The present invention relates to a printing apparatus and method suitable for printing a digitized image at an altered resolution without loss of image quality.
Improvements in image-processing technology have enabled facsimile machines, personal computers, workstations, and similar devices to exchange and process a wide variety of images. For example, an image received by a facsimile machine or television receiver may be captured into the memory of a personal computer, processed in the computer, then printed on a printer connected to the computer.

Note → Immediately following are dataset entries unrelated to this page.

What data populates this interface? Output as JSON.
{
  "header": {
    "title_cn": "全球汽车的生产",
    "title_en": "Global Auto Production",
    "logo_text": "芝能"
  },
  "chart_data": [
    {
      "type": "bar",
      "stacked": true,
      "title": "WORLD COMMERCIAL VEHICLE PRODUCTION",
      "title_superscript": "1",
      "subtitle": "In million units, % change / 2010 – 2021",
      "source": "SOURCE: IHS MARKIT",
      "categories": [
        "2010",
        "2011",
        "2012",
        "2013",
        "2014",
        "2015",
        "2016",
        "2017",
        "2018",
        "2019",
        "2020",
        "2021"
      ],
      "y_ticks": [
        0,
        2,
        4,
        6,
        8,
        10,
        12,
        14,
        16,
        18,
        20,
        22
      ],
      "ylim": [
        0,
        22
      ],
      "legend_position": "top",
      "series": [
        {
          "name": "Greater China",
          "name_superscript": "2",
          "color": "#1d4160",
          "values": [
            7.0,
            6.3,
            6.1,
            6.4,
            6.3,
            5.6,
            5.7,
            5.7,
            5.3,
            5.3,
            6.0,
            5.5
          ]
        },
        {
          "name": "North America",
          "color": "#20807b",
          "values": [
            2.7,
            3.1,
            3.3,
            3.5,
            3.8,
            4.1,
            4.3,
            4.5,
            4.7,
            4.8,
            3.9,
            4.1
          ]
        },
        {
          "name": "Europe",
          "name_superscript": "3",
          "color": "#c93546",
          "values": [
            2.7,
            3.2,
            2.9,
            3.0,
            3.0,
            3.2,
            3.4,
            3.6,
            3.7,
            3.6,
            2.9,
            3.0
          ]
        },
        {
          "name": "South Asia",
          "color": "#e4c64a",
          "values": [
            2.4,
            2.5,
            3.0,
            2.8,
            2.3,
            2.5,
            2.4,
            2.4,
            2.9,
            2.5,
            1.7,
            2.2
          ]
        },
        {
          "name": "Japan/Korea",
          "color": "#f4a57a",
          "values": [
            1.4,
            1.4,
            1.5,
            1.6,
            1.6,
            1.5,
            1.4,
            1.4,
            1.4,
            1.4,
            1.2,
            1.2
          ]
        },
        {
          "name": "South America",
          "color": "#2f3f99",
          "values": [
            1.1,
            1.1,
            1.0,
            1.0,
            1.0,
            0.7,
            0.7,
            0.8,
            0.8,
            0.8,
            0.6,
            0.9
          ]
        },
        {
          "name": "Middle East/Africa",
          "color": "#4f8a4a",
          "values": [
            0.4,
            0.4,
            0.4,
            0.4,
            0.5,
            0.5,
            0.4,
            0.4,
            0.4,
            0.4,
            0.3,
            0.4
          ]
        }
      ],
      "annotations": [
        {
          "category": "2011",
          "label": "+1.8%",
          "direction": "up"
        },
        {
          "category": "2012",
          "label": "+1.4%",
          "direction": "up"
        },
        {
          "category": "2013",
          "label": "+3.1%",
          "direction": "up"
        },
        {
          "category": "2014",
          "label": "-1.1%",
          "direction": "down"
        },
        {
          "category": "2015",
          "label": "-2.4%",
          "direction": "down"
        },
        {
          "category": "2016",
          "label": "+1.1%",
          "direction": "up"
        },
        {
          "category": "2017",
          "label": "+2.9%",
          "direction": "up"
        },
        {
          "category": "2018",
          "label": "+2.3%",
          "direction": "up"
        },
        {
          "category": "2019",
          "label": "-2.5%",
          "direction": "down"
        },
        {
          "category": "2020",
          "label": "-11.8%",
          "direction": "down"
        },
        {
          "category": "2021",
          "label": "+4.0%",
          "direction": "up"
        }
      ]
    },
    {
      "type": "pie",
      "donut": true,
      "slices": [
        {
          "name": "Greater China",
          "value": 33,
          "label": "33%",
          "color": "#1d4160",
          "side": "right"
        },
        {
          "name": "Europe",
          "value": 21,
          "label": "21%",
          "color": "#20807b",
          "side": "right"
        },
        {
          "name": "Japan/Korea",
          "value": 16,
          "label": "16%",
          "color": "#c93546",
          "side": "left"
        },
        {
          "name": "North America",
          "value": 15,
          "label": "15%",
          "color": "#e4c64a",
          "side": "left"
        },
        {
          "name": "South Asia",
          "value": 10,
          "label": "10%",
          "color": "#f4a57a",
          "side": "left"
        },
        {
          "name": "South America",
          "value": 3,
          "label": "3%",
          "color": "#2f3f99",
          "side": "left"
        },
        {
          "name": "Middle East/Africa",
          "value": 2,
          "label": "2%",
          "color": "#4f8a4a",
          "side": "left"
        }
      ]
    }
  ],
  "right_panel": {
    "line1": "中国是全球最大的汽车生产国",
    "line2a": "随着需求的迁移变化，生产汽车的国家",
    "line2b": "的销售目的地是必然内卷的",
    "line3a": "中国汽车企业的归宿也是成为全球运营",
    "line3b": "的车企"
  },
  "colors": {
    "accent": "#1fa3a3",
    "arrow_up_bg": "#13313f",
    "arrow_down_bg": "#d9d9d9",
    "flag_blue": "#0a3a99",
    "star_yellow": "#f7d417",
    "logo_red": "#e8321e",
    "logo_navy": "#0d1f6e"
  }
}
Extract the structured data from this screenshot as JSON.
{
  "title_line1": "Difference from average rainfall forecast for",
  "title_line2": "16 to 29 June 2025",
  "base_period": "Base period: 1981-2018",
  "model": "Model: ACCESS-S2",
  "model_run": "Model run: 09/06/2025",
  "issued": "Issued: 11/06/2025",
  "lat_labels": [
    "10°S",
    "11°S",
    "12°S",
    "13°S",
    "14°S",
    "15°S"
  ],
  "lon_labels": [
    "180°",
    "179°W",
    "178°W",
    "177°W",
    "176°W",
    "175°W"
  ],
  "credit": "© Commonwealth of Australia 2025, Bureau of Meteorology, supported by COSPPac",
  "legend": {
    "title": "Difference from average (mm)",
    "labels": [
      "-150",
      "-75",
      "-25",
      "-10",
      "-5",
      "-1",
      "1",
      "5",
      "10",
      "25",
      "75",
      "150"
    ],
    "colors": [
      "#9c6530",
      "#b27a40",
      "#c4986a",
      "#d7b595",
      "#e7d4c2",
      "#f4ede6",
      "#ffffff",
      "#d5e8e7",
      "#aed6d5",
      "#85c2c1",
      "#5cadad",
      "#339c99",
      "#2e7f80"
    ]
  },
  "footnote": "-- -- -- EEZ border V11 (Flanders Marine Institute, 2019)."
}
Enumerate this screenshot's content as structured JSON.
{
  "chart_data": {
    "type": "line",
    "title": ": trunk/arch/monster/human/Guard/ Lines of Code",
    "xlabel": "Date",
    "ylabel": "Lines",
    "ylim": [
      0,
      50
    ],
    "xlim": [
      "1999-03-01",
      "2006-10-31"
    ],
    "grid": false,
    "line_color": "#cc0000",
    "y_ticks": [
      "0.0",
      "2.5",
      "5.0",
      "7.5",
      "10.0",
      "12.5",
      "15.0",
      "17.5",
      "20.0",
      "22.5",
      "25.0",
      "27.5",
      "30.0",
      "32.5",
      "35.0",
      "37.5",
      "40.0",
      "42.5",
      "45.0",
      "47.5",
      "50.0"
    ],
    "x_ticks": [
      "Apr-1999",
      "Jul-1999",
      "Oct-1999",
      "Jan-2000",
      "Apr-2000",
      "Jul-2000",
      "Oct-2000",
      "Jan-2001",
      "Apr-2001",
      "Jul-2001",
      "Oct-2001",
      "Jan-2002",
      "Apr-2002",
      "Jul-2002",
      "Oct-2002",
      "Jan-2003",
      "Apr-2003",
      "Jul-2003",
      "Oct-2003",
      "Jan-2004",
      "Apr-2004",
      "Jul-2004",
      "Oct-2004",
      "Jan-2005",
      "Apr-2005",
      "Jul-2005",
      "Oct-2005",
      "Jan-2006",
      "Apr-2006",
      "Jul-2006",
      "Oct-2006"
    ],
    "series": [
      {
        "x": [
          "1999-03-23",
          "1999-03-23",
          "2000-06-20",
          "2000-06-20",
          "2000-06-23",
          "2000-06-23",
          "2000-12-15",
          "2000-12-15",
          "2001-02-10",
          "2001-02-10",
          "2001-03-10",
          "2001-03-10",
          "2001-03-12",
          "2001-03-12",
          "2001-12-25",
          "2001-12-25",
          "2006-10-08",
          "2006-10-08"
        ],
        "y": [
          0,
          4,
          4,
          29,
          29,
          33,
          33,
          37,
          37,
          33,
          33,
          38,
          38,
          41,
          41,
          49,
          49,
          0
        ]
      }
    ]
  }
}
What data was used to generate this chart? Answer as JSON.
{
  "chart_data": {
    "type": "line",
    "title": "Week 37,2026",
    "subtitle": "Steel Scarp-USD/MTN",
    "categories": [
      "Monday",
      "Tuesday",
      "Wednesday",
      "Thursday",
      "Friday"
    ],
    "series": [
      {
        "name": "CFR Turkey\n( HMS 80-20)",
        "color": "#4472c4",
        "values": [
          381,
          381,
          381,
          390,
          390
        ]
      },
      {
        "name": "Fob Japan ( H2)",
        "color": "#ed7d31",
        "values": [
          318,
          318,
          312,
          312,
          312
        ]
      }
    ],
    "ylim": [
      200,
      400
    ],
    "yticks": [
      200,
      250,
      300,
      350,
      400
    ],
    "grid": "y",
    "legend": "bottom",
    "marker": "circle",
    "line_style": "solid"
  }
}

A problem that arises is that different devices generate digitized images at different resolutions, and printers also have different resolutions. Thus a personal computer may receive an image having a resolution of six hundred dots per inch (600 DPI), and have to print the image on an electrophotographic printer with a resolution of 300 DPI. The simple solution of converting the resolution by skipping alternate dots and lines leads to serious image degradation.
Japanese Patent Kokai Publication No. 71940/1994 discloses a printer that solves this problem by doubling the vertical resolution while halving the horizontal resolution. Each raster line in the original 600-DPI image yields two 300-DPI printed lines, with dots combined by AND logic in one line and exclusive-OR logic in the other line. This solution works well when the resolution ratio is 2:1, but does not apply to other resolution ratios.
Non-integer resolution ratios are particularly troublesome. When a personal computer's facsimile application software receives image data having a resolution of 200 DPI, for example, and prints the image on a 300-DPI printer, the resolution must be increased by a factor of 1.5. Conventionally, this is done by repeating every second dot and every second line, but that leads to uneven printing of fine detail, such as the fine lines that form characters in text. Moreover, if the image contains bit-mapped data generated from a natural image by dithering, the repeating of every second line and dot can generate moire patterns that greatly impair the appearance of the image.
Another known technique accordingly divides an image into a text part and a non-text part, converts the resolution of the text part by a mapping method that takes line thicknesses into account, and converts the resolution of the non-text part by a method such as error diffusion that avoids moire patterns. Text and non-text parts must be accurately identified, however, because if the wrong method is applied, the appearance is the printed output is considerably worsened. Complex and expensive processing circuits are required to recognize text and non-text parts of images with reasonable accuracy, and even these circuits become unreliable when text is superimposed on a natural image.
The problems described above occur not only with electrophotographic printers, but also with thermal printers and ink-jet printers which, like electrophotographic printers, form images from dots.